Em maio deste ano, o Ministério Público Federal anunciou que reabriria as investigações por causa da morosidade no âmbito estadual. O órgão havia deixado o caso porque havia indícios de que apenas policiais civis atuaram no homicídio. A Ponte procurou a assessoria do MPF para saber se a apuração continua e aguarda uma resposta.
À reportagem, a mãe de João Pedro, a professora Rafaela Mattos, 37, disse que o sentimento é de “alívio”. “Estávamos angustiados a semana toda aguardando esse pronunciamento do Ministério Público para que essa justiça seja feita. Esse é um passo importantíssimo para que realmente essa justiça aconteça e os culpados sejam punidos”, declarou. “Podemos dizer que, de certa forma, é um alívio mesmo que nada vá trazer de volta o meu filho”.
O caso de João Pedro, morto dentro de casa no auge da pandemia, tomou tamanha repercussão que foi citado na ADPF (Arguição de Descumprimento de Preceito Fundamental) nº 635, como ficou conhecida a ADPF Favelas, em que o ministro Edson Fachin, do STF (Supremo Tribunal Federal), proibiu em junho do ano passado a realização de operações policiais em comunidades, salvo em casos excepcionais.

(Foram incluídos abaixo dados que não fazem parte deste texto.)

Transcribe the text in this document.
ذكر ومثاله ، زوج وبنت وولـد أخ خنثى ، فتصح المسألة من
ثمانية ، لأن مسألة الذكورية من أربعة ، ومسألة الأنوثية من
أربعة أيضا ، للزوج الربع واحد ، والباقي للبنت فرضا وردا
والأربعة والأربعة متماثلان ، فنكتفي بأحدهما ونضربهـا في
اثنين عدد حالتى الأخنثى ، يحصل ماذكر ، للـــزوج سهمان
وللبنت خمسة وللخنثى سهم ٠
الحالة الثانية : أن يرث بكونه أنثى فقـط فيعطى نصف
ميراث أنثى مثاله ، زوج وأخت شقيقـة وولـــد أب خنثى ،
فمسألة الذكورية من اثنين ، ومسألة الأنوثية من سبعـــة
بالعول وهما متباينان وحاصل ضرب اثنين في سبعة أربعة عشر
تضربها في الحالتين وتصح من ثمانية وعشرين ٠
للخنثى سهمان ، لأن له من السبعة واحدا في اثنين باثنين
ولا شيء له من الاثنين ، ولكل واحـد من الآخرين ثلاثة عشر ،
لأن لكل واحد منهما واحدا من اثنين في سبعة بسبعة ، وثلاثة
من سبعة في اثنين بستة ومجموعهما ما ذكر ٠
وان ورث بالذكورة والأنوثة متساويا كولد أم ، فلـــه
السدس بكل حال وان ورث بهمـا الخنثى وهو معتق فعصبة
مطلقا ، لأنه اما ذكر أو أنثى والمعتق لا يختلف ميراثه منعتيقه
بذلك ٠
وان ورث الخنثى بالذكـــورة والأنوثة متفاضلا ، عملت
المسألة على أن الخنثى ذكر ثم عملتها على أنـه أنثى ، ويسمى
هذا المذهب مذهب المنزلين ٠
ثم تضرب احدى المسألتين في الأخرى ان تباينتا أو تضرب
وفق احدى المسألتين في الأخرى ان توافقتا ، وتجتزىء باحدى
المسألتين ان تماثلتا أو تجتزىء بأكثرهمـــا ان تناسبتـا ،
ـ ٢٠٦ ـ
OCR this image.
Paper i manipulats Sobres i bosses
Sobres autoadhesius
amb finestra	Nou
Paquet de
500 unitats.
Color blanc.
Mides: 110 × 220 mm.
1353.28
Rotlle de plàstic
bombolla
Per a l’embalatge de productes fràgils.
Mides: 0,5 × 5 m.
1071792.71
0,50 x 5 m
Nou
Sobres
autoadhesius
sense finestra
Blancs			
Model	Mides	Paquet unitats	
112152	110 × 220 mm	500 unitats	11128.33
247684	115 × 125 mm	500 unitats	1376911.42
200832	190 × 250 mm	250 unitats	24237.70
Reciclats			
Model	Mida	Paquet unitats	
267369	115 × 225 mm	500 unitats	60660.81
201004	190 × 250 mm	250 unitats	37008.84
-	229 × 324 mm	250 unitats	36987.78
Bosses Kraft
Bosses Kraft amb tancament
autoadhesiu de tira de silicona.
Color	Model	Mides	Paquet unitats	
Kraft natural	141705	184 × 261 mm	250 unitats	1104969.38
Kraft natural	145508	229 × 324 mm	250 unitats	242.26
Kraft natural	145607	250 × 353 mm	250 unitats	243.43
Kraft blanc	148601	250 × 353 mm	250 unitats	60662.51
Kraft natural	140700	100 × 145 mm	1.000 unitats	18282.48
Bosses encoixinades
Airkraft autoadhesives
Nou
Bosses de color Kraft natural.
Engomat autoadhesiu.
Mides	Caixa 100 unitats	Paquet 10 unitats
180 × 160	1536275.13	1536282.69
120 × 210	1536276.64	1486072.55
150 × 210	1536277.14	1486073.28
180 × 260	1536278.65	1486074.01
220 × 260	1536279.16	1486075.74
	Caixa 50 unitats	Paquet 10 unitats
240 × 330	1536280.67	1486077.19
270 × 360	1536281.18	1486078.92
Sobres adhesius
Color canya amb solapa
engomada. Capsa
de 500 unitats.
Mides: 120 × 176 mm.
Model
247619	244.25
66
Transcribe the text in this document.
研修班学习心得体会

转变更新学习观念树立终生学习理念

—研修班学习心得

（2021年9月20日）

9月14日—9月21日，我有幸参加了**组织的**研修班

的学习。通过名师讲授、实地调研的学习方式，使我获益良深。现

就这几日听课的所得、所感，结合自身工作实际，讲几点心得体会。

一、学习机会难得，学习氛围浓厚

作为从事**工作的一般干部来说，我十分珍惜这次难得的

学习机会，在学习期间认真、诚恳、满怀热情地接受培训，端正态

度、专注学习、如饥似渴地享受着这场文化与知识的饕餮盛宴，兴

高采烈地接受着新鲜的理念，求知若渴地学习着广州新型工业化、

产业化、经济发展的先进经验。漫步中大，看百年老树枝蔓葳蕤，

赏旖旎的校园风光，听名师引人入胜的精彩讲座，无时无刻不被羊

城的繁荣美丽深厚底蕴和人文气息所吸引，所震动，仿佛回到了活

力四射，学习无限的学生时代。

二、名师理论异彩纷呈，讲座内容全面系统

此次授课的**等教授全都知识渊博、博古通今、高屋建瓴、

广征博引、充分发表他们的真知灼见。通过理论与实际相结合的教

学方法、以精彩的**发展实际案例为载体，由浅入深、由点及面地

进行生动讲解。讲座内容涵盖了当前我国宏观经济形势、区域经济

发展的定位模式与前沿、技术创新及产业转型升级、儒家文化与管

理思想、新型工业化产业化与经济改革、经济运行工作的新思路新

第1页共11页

A determinação proferida de forma monocrática foi ratificada pelo plenário no mês seguinte. Desde novembro deste ano, o caso retomou para ser julgado pela corte em forma definitiva, já que a determinação estava em caráter liminar (de urgência). Porém, o julgamento, que já foi adiado várias vezes, foi novamente suspenso na quarta-feira (15), e deve voltar à pauta só em 2022, já que nesta sexta-feira (17) aconteceu o encerramento das atividades judiciárias no STF.
O que diz a polícia
A Ponte solicitou posicionamento para a Polícia Civil sobre a investigação e solicitou entrevista com os acusados e aguarda resposta. A pasta encaminhou a seguinte nota:
O inquérito da Polícia Civil foi encerrado. Cabe a defesa dos policiais, que estão afastados do setor operacional e se encontram em serviço no setor administrativo, se manifestar sobre a denúncia.
A reportagem não localizou advogados dos três.